See you down the road old mate.— Russell Crowe (@russellcrowe) September 30, 2024
At times, the legend of Kristofferson was larger than real life.
Johnny Cash liked to tell a mostly exaggerated story of how Kristofferson, a former US Army pilot, landed a helicopter on Cash’s lawn to give him a tape of Sunday Mornin’ Comin’ Down with a beer in one hand.
Over the years in interviews, Kristofferson said with all respect to Cash, while he did land a helicopter at Cash’s house, the Man in Black wasn’t even home at the time, the demo tape was a song that no one ever actually cut, and he certainly couldn’t fly a helicopter holding a beer.
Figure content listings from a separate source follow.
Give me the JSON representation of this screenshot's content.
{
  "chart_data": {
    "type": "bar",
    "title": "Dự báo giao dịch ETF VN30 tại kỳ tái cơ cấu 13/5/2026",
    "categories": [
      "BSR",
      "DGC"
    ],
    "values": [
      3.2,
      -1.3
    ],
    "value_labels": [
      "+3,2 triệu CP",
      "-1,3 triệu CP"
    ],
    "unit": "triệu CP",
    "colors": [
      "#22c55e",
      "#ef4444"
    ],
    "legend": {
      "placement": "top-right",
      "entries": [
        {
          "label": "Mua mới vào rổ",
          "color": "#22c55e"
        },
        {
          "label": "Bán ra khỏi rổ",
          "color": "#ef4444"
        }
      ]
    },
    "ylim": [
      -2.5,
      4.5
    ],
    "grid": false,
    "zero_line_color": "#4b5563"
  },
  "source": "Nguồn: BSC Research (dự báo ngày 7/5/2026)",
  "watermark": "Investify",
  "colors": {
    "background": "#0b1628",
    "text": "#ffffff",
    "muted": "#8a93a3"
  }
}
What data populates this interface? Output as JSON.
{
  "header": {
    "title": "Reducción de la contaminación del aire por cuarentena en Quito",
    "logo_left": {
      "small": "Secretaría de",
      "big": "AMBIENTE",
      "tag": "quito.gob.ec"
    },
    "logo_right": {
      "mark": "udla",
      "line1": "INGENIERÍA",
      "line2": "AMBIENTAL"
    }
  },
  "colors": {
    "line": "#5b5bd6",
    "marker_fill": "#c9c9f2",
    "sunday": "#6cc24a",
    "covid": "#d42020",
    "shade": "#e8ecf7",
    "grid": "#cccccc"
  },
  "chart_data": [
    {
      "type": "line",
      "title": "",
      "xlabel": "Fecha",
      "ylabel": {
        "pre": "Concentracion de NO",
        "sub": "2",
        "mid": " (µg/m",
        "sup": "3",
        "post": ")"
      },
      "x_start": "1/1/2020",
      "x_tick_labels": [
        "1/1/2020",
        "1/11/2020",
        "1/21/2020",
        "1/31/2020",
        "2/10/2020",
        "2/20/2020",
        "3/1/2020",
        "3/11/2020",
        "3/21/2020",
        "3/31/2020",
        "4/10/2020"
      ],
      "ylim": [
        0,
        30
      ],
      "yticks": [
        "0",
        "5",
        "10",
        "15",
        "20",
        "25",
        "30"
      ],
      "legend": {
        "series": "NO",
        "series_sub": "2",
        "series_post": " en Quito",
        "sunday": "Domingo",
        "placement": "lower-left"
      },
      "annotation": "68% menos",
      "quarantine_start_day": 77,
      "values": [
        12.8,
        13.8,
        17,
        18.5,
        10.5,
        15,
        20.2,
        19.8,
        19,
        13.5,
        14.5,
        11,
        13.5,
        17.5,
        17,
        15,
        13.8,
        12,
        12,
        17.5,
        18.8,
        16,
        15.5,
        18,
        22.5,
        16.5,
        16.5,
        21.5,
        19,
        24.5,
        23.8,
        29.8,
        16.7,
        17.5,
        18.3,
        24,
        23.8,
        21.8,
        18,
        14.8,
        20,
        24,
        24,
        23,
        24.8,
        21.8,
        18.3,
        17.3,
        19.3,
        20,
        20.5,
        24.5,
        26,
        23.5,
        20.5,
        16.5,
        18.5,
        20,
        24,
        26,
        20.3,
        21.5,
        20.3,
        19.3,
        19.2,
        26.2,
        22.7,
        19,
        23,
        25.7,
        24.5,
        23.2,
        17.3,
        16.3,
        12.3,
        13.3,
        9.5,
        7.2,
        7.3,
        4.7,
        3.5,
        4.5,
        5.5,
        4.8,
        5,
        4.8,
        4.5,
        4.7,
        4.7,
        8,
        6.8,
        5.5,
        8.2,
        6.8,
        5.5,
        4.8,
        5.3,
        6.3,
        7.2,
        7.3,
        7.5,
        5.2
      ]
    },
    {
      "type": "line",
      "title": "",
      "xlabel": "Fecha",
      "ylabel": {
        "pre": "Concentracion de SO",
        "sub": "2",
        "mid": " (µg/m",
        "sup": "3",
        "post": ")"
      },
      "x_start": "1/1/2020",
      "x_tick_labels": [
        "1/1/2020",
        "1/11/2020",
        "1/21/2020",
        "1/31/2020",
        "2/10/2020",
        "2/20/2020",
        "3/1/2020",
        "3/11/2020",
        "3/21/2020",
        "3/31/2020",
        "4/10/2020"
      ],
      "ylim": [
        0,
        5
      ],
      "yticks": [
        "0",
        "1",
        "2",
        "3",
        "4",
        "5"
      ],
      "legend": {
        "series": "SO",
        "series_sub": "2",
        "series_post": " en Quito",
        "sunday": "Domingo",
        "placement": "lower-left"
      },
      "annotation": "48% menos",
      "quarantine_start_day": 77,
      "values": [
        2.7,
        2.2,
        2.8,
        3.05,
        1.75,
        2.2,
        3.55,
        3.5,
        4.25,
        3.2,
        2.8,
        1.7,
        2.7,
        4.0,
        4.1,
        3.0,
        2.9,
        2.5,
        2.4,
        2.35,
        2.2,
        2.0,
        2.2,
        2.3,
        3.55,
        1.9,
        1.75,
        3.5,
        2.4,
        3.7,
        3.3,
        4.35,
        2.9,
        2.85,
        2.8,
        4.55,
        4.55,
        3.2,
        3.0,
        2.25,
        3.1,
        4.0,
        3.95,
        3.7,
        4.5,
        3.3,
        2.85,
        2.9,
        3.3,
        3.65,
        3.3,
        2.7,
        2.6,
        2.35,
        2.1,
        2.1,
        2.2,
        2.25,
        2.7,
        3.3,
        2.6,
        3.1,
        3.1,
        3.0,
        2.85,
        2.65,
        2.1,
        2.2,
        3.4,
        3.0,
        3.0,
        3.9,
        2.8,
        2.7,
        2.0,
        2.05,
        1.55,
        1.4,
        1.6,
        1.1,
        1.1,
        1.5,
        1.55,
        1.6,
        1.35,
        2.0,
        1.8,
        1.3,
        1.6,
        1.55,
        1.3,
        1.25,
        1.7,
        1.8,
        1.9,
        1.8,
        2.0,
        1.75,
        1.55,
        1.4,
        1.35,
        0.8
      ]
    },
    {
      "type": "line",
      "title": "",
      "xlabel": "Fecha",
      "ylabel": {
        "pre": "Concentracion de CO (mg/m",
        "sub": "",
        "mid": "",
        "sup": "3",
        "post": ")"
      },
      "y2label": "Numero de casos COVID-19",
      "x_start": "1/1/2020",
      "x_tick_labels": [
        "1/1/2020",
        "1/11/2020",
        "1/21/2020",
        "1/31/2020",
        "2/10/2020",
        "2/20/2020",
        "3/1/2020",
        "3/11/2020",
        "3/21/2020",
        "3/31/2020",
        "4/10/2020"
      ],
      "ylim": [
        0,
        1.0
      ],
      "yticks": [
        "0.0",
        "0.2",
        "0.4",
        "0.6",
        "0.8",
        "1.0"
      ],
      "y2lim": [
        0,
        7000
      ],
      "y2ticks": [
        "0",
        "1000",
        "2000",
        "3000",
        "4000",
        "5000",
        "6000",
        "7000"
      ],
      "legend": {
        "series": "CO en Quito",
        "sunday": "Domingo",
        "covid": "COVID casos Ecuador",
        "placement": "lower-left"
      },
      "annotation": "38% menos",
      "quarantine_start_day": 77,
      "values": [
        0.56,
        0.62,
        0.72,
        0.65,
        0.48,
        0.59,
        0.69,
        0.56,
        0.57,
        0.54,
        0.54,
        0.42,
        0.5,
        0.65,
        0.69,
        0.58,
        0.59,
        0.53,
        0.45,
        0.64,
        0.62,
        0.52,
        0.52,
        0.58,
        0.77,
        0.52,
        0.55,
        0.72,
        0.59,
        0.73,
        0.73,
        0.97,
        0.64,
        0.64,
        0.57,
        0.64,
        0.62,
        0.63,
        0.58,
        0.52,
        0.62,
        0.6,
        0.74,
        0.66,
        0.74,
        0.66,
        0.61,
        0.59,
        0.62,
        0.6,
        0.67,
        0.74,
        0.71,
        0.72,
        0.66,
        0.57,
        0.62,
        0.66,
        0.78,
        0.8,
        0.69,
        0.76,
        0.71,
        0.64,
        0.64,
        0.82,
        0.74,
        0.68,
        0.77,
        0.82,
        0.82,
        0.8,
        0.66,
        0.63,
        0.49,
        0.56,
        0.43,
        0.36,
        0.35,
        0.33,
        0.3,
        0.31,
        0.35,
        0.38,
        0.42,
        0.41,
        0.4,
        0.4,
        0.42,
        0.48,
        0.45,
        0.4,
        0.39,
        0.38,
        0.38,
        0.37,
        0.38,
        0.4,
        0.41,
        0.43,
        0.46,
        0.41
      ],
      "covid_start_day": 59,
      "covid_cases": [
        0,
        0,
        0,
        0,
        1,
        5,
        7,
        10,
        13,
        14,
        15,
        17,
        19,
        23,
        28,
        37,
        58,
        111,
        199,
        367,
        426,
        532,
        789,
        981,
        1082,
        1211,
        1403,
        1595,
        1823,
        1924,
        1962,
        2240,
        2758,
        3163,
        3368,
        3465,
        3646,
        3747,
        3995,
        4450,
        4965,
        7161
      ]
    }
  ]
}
In a 2006 interview with The Associated Press, he said he might not have had a career without Cash.
“Shaking his hand when I was still in the Army backstage at the Grand Ole Opry was the moment I’d decided I’d come back,” Kristofferson said.
“It was electric. He kind of took me under his wing before he cut any of my songs. He cut my first record that was record of the year. He put me on stage the first time.”
The first time I saw Kris performing at the Troubadour club in L.A. I knew he was something special. Barefoot and strumming his guitar, he seemed like the perfect choice for a script I was developing, which eventually became A Star Is Born.
In the movie, Kris and I sang the… pic.twitter.com/WDdU2zoUwD
— Barbra Streisand (@BarbraStreisand) September 30, 2024
One of his most recorded songs, Me And Bobby McGee, was written based on a recommendation from Monument Records founder Fred Foster.
Foster had a song title in his head called Me And Bobby McKee, named after a female secretary in his building.
Kristofferson said in an interview in the magazine Performing Songwriter that he was inspired to write the lyrics about a man and woman on the road together after watching the Federico Fellini film La Strada.
Joplin, who had a close relationship with Kristofferson, changed the lyrics to make Bobby McGee a man and cut her version just days before she died in 1970 from a drug overdose.
The recording became a posthumous No 1 hit for her.
Hits that Kristofferson recorded include Why Me, Loving Her Was Easier (Than Anything I’ll Ever Do), Watch Closely Now, Desperados Waiting For A Train, A Song I’d Like to Sing and Jesus Was A Capricorn.
In 1973, he married fellow songwriter Rita Coolidge and together they had a successful duet career that earned them two Grammy awards. They divorced in 1980, and he married Lisa Meyers in 1983.